Podría decirse que existen varios tipos de mutilación, según ha establecido Bénedicte Lucas, licenciada en Derecho Internacional y Europeo por la Facultad de Paris Sud XI-Faculté Jean Monnet, en Francia, en atención a la amplitud de la extirpación. Mencionemos su clasificación:

– Escisión circular del prepucio, con extirpación parcial o total de los labios menores, llamada circuncisión sunna.

– Extirpación total o parcial del clítoris, con extirpación total o parcial de los labios menores. Es igual a la clitoridectomía.

– Extirpación del clítoris, de los labios menores y los mayores, cosido de los costados de la vagina con orificio para la salida de la orina y la menstruación. Se la llama infibulación. Es la forma más terrible de mutilación. Se realiza en sobre todo en Sudán y Somalia; en menor medida en Egipto, Etiopía, Eritrea, Kenia y Gambia.
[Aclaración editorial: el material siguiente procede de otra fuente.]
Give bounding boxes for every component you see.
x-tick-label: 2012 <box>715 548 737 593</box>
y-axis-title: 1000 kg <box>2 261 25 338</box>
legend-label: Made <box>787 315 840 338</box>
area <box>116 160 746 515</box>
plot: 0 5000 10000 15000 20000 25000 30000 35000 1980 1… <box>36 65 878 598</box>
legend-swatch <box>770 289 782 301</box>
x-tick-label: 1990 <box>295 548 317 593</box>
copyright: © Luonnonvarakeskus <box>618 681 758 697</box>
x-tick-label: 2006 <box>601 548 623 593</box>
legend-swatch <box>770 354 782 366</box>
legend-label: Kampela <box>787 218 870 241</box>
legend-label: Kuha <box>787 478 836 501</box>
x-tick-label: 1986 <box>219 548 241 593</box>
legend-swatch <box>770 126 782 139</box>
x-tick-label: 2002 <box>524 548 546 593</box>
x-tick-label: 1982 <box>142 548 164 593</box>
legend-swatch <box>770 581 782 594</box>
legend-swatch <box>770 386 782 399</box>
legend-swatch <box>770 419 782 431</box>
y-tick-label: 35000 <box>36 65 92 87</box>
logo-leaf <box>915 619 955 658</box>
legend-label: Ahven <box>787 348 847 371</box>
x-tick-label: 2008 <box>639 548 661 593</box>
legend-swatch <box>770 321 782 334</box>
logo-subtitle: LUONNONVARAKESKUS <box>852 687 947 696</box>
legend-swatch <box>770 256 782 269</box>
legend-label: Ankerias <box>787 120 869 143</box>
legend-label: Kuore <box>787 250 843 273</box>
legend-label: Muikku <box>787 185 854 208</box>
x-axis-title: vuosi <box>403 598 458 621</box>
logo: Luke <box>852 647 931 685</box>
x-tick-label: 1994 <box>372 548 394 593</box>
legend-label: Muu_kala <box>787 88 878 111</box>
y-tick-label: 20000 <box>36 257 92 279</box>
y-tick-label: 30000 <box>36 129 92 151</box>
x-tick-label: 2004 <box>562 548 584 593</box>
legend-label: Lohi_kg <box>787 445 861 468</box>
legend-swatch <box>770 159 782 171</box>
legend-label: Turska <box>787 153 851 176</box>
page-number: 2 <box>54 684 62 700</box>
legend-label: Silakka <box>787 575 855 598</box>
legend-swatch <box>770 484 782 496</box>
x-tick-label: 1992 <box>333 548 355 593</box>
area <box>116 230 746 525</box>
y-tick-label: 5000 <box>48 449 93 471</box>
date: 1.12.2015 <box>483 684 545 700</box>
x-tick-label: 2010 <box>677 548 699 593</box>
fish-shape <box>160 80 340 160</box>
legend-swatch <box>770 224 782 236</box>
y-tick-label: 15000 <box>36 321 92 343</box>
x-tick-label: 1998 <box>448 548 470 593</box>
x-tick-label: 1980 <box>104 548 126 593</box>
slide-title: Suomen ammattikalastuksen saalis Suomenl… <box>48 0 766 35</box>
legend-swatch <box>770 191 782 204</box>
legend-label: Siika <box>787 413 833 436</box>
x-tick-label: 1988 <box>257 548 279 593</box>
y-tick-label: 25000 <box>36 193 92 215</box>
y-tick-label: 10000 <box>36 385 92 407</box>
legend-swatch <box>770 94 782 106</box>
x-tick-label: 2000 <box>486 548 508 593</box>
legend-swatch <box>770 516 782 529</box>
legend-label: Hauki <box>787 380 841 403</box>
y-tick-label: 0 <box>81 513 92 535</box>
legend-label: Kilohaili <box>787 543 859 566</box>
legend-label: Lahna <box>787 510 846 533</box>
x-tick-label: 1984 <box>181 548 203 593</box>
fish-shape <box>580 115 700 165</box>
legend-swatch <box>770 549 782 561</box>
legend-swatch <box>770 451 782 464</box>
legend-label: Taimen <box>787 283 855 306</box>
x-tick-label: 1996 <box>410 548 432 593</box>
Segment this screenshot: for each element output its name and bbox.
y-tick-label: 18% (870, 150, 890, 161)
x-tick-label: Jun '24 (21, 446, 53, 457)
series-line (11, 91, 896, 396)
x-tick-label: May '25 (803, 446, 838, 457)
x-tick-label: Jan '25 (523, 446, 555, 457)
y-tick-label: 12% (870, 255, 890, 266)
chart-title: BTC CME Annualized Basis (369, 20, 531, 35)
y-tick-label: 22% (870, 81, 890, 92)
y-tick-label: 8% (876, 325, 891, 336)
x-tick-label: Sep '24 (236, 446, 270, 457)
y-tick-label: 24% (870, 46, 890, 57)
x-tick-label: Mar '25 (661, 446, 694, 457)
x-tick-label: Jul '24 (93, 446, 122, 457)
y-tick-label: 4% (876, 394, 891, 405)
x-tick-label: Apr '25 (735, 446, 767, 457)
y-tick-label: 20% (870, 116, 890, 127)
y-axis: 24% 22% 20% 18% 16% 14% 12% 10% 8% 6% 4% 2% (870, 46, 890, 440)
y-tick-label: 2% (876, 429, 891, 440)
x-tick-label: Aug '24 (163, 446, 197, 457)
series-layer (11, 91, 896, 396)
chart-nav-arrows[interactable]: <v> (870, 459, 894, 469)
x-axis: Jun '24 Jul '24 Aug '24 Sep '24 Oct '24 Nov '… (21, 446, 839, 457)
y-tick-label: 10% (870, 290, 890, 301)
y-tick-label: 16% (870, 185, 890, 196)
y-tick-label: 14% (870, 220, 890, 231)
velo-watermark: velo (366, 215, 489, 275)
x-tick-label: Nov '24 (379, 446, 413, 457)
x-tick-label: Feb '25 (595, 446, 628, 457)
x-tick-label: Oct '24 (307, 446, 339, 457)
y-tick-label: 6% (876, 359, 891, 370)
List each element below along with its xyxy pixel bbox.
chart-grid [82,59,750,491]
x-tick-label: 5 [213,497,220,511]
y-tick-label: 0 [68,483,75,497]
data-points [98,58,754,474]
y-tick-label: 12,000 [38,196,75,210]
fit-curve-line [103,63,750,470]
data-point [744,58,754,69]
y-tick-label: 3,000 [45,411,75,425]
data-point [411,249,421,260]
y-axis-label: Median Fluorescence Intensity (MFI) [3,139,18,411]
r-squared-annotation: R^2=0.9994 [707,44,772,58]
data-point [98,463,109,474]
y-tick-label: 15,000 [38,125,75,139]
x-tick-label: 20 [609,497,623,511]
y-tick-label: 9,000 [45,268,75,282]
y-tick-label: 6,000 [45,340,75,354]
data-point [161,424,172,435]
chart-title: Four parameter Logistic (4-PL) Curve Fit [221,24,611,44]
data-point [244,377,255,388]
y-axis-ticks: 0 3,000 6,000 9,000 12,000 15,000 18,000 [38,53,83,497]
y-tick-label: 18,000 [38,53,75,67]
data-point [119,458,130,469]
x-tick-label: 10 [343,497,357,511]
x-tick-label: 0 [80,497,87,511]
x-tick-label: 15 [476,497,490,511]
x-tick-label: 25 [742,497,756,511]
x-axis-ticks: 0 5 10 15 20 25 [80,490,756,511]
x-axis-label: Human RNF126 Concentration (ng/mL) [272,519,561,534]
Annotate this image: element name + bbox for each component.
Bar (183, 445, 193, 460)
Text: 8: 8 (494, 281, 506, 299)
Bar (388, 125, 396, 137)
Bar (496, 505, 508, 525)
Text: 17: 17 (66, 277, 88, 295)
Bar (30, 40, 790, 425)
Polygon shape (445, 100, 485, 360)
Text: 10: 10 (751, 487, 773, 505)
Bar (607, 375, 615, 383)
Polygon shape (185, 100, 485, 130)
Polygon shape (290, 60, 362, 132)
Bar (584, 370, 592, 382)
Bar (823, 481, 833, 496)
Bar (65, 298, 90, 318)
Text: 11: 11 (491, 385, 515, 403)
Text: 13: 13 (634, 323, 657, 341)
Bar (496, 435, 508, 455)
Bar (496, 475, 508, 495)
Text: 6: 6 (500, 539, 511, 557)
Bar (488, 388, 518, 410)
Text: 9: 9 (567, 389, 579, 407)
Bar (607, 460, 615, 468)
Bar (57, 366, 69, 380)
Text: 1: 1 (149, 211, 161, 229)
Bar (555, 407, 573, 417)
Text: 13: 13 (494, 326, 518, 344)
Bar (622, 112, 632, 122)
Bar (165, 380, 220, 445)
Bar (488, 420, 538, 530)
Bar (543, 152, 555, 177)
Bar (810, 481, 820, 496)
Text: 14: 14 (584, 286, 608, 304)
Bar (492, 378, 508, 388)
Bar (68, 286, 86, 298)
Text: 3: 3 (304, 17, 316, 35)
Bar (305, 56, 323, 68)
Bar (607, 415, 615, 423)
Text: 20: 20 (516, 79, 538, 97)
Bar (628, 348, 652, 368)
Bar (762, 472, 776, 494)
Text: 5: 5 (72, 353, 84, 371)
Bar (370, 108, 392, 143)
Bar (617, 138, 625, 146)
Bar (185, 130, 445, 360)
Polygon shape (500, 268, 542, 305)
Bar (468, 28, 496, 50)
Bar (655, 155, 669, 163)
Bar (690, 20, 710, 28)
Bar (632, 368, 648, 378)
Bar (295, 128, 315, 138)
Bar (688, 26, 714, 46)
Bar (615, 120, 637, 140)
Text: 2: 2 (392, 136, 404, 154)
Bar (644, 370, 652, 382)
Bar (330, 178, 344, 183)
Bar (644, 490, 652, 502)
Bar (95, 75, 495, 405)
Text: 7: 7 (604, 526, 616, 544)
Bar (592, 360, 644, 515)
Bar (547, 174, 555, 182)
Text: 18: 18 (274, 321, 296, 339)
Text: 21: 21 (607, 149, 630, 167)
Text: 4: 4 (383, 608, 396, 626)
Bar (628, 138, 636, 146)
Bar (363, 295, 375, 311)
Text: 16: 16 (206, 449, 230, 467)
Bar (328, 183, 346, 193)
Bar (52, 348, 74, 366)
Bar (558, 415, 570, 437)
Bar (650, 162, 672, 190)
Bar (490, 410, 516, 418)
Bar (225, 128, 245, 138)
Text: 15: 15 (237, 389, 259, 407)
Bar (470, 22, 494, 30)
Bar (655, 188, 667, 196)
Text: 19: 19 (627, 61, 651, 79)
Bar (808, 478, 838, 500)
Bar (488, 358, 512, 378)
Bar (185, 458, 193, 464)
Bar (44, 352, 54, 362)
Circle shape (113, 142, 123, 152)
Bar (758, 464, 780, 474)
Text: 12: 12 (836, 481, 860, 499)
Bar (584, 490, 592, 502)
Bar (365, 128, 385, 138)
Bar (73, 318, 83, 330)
Hay otras modalidades que incluyen: perforación de los labios o del clítoris o su incisión, la punción, estiramiento de los labios o del clítoris, cauterización del clítoris o de los labios, cortes del angurya (raspado del tejido circundante que rodea el orificio de la vagina), cortes del gishiri (corte de la vagina), sustancias y hierbas corrosivas en la vagina para provocar sangrado o para hacer más estrecho el conducto vaginal. (Cfr. Monnet, Aproximación antropológica a la práctica de la ablación o mutilación genital femenina).